Pregunte a su dentista

Entendemos por cuidado dental preventivo todas aquellas técnicas que nos ayudan a mantener nuestra higiene bucal en perfecto estado. Unos dientes y encías sanos son la clave si deseamos evitar desagradables sorpresas en la consulta del dentista.

Si queremos una dentadura sana, deberemos tener un correcto régimen de cepillado, que podemos acompañar con el uso de un colutorio o enjuague bucal e hilo dental para limpiar correctamente los espacios interdentales. Una dieta baja en azúcares y carbohidratos refinados es también recomendable si nos preocupa nuestra salud dental.

Sin embargo, hay un proceso aún más importante para la salud dental que muchos temen, pero que resulta ineludible; le hablamos de la visita al dentista. Nuestro odontólogo es un aliado imprescindible, no solo a la hora de realizar chequeos periódicos, sino como profesional a al que debemos recurrir en caso de cualquier duda. Pero, ¿qué preguntar a nuestro dentista?

¿Son mis rutinas adecuadas?

Como se ha dicho al principio del artículo, la higiene bucal es un 90 % de la salud dental. Para beneficiarnos de los mejores productos y técnicas, ¿qué mejor que preguntar a un profesional? Técnicas de cepillado, dureza de los distintos cepillos y su adecuación a nuestra boca, diferentes pastas dentífricas y su adecuación a distintos problemas (blanqueado, gingivitis, sensibilidad dental), hilos dentales, colutorios, limpiezas profesionales. Todo ello puede ser consultado sin pudor al odontólogo, que estará encantado de informarnos acerca de las últimas innovaciones en cada una de las materias.

Cada paciente es un mundo, y lo es aún más en el caso de la odontología, donde cada dentadura es casi una huella dactilar. No hay que olvidar que su dentista conoce su boca mejor que nadie, pues posee información histórica, que le muestra los cambios y reacciones en diferentes periodos de su vida. Toda esta información convierte a nuestro dentista en la persona perfecta para realizar preguntas, que obtendrán una respuesta específica para nuestro caso y boca, es decir, plenamente adaptada a nuestras necesidades.

¿Existen nuevas soluciones?

La clínica de un dentista es un lugar que ha cambiado mucho en los últimos años.
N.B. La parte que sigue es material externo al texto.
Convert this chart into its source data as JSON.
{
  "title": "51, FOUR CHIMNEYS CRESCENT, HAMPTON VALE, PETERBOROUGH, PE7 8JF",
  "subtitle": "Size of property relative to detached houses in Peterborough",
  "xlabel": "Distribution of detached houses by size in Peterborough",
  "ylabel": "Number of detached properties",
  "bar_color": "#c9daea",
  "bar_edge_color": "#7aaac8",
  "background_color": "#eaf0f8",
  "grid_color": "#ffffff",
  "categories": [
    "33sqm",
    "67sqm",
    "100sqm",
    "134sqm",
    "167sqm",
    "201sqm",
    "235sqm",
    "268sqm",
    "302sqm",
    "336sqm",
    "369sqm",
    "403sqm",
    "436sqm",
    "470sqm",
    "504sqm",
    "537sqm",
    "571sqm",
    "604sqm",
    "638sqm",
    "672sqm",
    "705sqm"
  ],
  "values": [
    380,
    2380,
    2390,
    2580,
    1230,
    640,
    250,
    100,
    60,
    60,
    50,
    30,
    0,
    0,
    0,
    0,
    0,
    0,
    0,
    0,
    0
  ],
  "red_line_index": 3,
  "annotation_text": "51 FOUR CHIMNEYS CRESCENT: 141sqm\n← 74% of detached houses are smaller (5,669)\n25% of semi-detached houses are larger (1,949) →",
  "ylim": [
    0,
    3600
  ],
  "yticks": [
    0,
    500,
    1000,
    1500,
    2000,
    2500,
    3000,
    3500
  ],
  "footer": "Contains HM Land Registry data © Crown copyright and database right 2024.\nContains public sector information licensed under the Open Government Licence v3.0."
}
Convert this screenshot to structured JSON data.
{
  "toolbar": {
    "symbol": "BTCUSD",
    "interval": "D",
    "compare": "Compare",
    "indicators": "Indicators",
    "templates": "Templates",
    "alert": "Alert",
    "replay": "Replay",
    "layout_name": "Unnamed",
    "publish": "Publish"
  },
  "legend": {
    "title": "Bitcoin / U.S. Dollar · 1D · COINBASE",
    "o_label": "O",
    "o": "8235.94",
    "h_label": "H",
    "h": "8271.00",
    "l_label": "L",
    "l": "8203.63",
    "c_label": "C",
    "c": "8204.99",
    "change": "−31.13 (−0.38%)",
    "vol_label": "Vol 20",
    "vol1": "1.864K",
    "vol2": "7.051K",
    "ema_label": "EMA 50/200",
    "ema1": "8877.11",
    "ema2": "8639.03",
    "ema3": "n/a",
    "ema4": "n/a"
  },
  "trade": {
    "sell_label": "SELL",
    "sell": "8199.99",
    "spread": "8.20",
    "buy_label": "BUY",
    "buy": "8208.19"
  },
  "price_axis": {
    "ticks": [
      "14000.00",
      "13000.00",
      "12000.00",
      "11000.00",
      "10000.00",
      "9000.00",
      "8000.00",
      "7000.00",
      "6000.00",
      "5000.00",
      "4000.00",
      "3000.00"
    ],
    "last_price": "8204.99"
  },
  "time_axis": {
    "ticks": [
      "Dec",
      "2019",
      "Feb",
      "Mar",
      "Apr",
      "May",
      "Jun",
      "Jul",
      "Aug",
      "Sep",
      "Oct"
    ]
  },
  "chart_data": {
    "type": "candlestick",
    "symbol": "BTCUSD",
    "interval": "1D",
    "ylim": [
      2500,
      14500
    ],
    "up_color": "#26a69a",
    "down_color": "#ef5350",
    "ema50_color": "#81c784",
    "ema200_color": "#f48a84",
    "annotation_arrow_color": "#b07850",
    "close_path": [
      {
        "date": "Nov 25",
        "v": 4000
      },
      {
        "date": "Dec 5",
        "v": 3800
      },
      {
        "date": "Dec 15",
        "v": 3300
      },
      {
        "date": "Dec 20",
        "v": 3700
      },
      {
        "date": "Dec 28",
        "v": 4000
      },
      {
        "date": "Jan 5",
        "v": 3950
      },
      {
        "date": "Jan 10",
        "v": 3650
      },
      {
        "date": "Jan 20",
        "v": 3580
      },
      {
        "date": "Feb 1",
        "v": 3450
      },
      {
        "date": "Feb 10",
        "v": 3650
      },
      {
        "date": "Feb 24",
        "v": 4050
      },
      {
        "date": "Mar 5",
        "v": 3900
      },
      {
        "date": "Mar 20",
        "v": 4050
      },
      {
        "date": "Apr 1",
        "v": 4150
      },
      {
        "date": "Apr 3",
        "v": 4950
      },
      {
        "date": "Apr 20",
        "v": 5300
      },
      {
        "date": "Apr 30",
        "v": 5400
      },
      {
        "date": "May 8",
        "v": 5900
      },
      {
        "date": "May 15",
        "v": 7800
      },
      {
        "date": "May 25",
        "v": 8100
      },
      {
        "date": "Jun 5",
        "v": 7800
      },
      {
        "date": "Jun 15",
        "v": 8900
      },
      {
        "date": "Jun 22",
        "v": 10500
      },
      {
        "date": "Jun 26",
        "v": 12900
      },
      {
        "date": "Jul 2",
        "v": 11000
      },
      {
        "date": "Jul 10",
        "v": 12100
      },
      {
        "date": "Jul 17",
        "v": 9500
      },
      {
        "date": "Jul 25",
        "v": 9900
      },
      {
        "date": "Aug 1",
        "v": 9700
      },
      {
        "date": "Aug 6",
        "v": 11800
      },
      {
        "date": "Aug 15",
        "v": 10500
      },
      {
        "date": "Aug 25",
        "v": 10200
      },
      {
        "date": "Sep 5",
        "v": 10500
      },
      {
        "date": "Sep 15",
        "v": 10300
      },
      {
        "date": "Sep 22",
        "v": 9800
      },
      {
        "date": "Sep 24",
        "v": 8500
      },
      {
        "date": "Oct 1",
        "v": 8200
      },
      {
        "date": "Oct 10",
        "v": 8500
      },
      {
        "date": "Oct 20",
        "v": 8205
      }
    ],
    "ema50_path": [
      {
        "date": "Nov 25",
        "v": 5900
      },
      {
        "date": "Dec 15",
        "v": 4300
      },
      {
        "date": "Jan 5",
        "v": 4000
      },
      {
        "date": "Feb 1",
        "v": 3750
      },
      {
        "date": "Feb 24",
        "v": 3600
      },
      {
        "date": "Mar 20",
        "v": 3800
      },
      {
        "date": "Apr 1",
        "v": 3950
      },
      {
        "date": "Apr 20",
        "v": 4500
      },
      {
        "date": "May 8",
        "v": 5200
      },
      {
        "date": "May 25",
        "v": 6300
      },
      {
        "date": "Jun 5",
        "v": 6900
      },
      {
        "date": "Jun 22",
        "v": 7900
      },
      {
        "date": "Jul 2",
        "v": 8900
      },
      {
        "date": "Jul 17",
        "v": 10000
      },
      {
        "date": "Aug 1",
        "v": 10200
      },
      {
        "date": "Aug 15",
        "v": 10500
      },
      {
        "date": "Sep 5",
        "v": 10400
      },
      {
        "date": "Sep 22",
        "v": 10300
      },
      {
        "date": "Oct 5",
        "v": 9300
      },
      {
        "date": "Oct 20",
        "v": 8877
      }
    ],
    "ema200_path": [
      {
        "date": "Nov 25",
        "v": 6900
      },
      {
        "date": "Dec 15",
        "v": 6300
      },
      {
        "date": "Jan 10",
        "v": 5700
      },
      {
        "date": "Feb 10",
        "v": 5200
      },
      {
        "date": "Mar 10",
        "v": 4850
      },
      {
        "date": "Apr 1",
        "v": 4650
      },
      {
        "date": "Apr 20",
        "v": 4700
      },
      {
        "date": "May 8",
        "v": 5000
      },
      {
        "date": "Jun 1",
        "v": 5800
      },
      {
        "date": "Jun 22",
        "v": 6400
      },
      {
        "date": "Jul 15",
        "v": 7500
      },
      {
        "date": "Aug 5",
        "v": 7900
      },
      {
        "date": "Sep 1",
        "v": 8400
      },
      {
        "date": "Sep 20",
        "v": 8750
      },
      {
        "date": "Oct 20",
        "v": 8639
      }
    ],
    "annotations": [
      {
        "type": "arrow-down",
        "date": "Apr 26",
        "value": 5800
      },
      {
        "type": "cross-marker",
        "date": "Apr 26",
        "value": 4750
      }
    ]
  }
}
Diversas técnicas surgen casi a diario. Por ejemplo, diferentes tipos de implantes que usan distintas materias y técnicas pueden enfrentarse a viejos problemas con soluciones más duraderas, más eficientes y menos dolorosas que las anteriores. Si alguna vez pensó en los implantes dentales, debe saber que en la actualidad existen piezas confeccionadas en zirconio, diseñadas de forma única para cada paciente con técnicas informáticas y adaptadas a la tonalidad exacta del resto de su boda. En cuanto al blanqueamiento dental también surgen nuevas métodos y máquinas que mejoran el resultado, así como en ortodoncia o estética dental general. Estos son algunos ejemplos de nuevos procedimientos que quizá no conozca, pero cuyos resultados y precio pueden sorprenderle. Un intercambio de información abierto con su dentista puede ayudarle a conocer mejor cómo mejorar su dentadura.

Doctor, ¿qué tengo?

La boca es en ocasiones el espejo de la salud general de una persona. Muchos problemas de salud tienen su expresión, en forma de síntoma o signo, en la lengua y la boca. Así que podría sorprenderse de lo que un profesional atento puede llegar intuir que pasa en su cuerpo, tan solo examinando su boca. Infinidad de problemas nutricionales, por ejemplo, pueden ser detectados con un simple examen de las encías y la lengua, pero no solo eso. La osteoporosis o la diabetes también muestran signos en la boca. Así que si nota que su salud no es la que debería, hágaselo saber a su dentista y pregunte acerca de posibles causas, se sorprenderá.

Confíe en su dentista

Pero la confianza debe fluir en ambas direcciones. Muchos problemas físicos pueden afectar a la boca, así que el paciente debe comunicar a su dentista todos aquellos cambios que experimente en su salud. El uso de medicación, o problemas de salud como la osteoporosis son importantes para los profesionales de la odontología.

Debemos permanecer atentos a nuestra boca, pero no todo acaba ahí. Nuestro cuello, mandíbula e incluso el oído, pueden padecer problemas relacionados con nuestra boca, concretamente con nuestra forma de morder, así como la oclusión de nuestra boca. Todos estos problemas deben ser expuestos a nuestro dentista.